CMS Rules: Direct Supervision Is Gone, Prior Auth Is Here; Documentation Fix Has Limits

CMS has given the green light to prior authorization for five types of procedures in an attempt to control “unnecessary increases” in these procedures as part of its Medicare program integrity strategy, according to the final 2020 Outpatient Prospective Payment System (OPPS) regulation[1] announced Nov. 1. There will be more prior authorization in the future, which will challenge hospitals to improve their pre-service coverage analysis. But they got relief from the direct physician supervision requirement for outpatient hospital therapeutic services. CMS shifted it to the more relaxed general supervision standard in the OPPS regulation and did the same thing for certain services, including remote patient monitoring and physician assistants’ services, in the final Medicare Physician Fee Schedule (MPFS) regulation,[2] also announced Nov. 1.

Absent from the OPPS final regulation is a controversial provision on price transparency.[3] The proposed regulation would have required hospitals to post the charges they’ve negotiated with all payers, as well as prices for a subset of “shoppable” services, which many attorneys consider impractical for hospitals. “What was really gratifying was when you look at the comments, providers and payers were in lockstep that payers have the best information for patients on this,” says Valerie Rinkle, president of Valorize Consulting. Before hospitals get too sanguine, another version of a price transparency regulation is now at the Office of Management and Budget for review, but its content, timing and fate are unknown. Rinkle is hoping it will capitalize on the portals and other tools that payers already have to share the price of services.

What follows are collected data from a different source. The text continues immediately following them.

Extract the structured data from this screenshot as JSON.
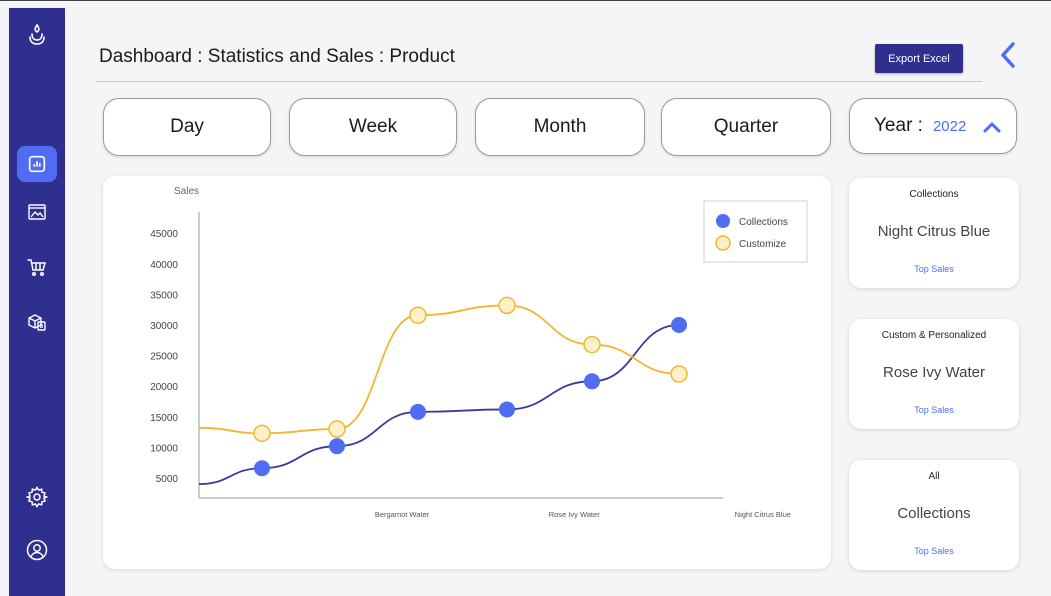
{
  "header": {
    "title": "Dashboard : Statistics and Sales : Product",
    "export_label": "Export Excel"
  },
  "sidebar": {
    "items": [
      {
        "icon": "logo-icon"
      },
      {
        "icon": "chart-icon",
        "active": true
      },
      {
        "icon": "image-gallery-icon"
      },
      {
        "icon": "cart-icon"
      },
      {
        "icon": "boxes-icon"
      },
      {
        "icon": "gear-icon"
      },
      {
        "icon": "user-icon"
      }
    ]
  },
  "filters": {
    "day": "Day",
    "week": "Week",
    "month": "Month",
    "quarter": "Quarter",
    "year_label": "Year :",
    "year_value": "2022"
  },
  "cards": [
    {
      "label": "Collections",
      "name": "Night Citrus Blue",
      "link": "Top Sales"
    },
    {
      "label": "Custom & Personalized",
      "name": "Rose Ivy Water",
      "link": "Top Sales"
    },
    {
      "label": "All",
      "name": "Collections",
      "link": "Top Sales"
    }
  ],
  "colors": {
    "sidebar": "#2f2f8f",
    "accent": "#4f6cf3",
    "collections_line": "#3a3a9a",
    "customize_line": "#f2b632",
    "customize_fill": "#fdf1c9"
  },
  "chart_data": {
    "type": "line",
    "ylabel": "Sales",
    "y_ticks": [
      5000,
      10000,
      15000,
      20000,
      25000,
      30000,
      35000,
      40000,
      45000
    ],
    "x_tick_labels": [
      "Bergamot Water",
      "Rose Ivy Water",
      "Night Citrus Blue"
    ],
    "legend_position": "top-right",
    "series": [
      {
        "name": "Collections",
        "points": [
          [
            0,
            4000
          ],
          [
            1,
            6600
          ],
          [
            2,
            10200
          ],
          [
            3,
            15800
          ],
          [
            4,
            16200
          ],
          [
            5,
            20800
          ],
          [
            6,
            30000
          ]
        ]
      },
      {
        "name": "Customize",
        "points": [
          [
            0,
            13200
          ],
          [
            1,
            12300
          ],
          [
            2,
            13000
          ],
          [
            3,
            31600
          ],
          [
            4,
            33200
          ],
          [
            5,
            26800
          ],
          [
            6,
            22000
          ]
        ]
      }
    ]
  }
}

There’s a lot of activity on the documentation and evaluation and management (E/M) front in the MPFS regulation. Medicare will continue to pay separately for all office/outpatient visit levels of service, which will have different values to better capture their work relative value units (RVUs). CMS is adopting work RVUs for office/outpatient E/M codes and the new prolonged services add-on code recommended by the RVS Update Committee of the American Medical Association (AMA), and ditching the lowest level CPT code, 99201, for new patients in 2021. At the same time, CMS erased its two-year-old policy for paying non-face-to-face prolonged service codes 99358 and 99359. But a heralded change in the documentation required to support E/M services—allowing physicians the option of using medical decision-making (without exam and history) or time spent with the patient to select the E/M code level—applies only to office/outpatient visits, which limits its usefulness, experts say.

“Whether the changes will achieve CMS’s goals may be debated, but CMS certainly appears to be attempting to reduce burden and align Medicare with requirements of other regulations and other state laws,” says attorney Richelle Marting, with the Forbes Law Group in Overland Park, Kansas.